October 4, 2002 | Page 1

FOR WEEKS, George W. Bush has been acting as if the world would simply go along with his demand for a new war on Iraq. But the secret's out. There's opposition to Bush's war drive--and it's growing.

In London, an incredible 400,000 people turned out for an enormous antiwar protest on September 28--showing the depth of opposition to Bush's main accomplice, British Prime Minister Tony Blair. "It's a historic turning point in the European antiwar movement, and therefore it's something that Bush has to deal with," Mike Marqusee, a spokesperson for the Stop the War Coalition in Britain, told Socialist Worker.

That same cause--stopping Washington from organizing another slaughter in Iraq--brought out 150,000 to protest in Rome.

More than 4,000 people marched against the war on September 29 in San Francisco and Washington, D.C., and hundreds turned out in such far-flung cities as Anchorage, Al., and Laramie, Wyo.

The protests in the U.S. aren't as big as in Europe. But they reflect a shift in U.S. politics. A year ago, millions of people in the U.S. were prepared to accept Bush's claim that the September 11 attack required a "war on terror"--starting with a savage bombing campaign against Afghanistan.

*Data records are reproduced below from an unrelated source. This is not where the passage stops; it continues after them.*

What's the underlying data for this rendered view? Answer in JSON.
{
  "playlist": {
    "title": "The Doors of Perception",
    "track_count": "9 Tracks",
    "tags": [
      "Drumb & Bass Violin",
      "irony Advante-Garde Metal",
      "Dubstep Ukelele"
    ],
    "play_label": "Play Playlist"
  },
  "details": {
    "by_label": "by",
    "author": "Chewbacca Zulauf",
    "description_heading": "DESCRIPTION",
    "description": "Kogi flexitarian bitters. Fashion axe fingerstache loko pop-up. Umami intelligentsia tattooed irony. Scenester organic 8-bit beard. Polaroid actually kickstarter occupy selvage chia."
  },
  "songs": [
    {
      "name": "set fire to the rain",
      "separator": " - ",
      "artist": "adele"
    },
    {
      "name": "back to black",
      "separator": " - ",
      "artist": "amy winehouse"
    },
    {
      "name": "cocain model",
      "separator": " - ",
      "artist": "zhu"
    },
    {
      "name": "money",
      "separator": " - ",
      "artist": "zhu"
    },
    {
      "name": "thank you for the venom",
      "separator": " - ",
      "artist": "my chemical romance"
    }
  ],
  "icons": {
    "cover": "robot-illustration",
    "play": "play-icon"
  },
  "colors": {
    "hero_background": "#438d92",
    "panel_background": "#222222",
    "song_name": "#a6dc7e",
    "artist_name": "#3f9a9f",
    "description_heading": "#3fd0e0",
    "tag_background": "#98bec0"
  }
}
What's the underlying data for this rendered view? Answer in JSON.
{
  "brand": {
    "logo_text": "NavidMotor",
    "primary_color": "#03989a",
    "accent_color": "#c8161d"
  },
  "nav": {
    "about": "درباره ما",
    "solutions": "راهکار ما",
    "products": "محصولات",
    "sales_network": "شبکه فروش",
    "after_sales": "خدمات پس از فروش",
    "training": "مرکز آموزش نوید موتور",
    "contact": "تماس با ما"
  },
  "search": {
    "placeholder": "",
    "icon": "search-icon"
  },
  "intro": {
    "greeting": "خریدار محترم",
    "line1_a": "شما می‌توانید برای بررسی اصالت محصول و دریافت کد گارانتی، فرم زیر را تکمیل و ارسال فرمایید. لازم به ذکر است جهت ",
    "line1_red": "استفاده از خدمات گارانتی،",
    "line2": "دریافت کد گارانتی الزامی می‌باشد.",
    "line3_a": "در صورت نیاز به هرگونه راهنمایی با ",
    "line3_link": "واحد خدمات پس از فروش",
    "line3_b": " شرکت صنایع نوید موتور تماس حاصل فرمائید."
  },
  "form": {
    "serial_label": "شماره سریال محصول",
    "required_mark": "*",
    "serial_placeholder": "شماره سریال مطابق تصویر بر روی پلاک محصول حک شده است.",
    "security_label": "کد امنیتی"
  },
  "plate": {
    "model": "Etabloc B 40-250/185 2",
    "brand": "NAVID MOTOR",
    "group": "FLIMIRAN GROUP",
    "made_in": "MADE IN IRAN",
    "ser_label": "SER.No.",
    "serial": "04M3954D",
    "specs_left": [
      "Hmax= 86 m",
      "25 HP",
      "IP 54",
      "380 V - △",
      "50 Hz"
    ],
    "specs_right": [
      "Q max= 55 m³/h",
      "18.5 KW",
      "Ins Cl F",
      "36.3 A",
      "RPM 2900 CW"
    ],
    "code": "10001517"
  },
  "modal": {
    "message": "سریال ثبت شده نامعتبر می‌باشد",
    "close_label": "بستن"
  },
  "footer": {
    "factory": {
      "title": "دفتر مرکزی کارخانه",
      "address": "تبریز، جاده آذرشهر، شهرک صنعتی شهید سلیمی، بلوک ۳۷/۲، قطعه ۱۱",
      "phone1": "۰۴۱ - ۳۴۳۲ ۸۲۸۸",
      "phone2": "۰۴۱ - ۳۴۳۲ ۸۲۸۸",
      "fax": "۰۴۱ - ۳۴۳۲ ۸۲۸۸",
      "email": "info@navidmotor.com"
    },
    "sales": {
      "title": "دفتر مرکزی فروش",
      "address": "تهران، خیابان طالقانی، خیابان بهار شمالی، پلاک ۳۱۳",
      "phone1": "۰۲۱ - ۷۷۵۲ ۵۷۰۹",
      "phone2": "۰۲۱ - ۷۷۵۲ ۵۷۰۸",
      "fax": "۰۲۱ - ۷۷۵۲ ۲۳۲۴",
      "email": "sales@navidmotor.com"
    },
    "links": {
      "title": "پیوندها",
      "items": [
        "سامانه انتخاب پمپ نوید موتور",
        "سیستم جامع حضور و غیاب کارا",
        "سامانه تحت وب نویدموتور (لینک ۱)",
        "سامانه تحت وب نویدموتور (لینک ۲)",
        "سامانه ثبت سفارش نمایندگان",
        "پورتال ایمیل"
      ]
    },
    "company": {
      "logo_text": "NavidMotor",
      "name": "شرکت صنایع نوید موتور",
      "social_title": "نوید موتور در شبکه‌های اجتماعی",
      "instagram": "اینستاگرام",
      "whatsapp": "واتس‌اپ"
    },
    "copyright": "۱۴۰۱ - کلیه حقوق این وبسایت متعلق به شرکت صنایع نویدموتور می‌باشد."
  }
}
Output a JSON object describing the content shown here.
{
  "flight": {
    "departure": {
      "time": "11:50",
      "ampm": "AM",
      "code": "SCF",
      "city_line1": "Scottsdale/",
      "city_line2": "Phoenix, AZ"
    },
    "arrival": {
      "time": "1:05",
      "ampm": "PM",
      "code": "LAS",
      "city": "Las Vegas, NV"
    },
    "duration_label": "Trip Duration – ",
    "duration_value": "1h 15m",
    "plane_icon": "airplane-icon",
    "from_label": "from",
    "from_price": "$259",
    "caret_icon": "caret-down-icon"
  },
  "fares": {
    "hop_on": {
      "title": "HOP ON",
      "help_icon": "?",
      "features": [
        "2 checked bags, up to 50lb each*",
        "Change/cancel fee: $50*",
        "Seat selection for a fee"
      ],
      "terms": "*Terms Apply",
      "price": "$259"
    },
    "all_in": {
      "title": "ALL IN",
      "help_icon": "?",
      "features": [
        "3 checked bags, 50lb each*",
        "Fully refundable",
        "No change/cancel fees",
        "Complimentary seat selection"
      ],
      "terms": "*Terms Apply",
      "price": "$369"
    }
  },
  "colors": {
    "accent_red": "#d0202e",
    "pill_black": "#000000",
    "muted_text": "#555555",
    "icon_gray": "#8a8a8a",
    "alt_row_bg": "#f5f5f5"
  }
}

Today, Osama bin Laden is still unaccounted for, and Afghanistan is dominated by feuding warlords--while doubts grow about why the Bush gang wants to wage war on Iraq.

Having failed to connect Saddam Hussein to September 11, Bush's pretext for war is Iraq's supposed possession of weapons of mass destruction. Yet rather than take up Iraq's offer of new weapons inspections, Bush and Blair are still braying for war--and pushing for a new United Nations resolution backing military action.

Last week, leading Democrats Al Gore and Ted Kennedy raised questions about the Bush war drive. But we can't trust the Democrats to stop the war on Iraq. We need to build the broadest possible movement to turn doubts and questions into antiwar activity.

Meetings, teach-ins and protests are taking place in scores of communities and campuses across the U.S. And activists are building for the national antiwar demonstration in Washington on October 26.

Let's make that protest as large as possible--and send a message to Bush that we oppose his drive for a new slaughter in Iraq.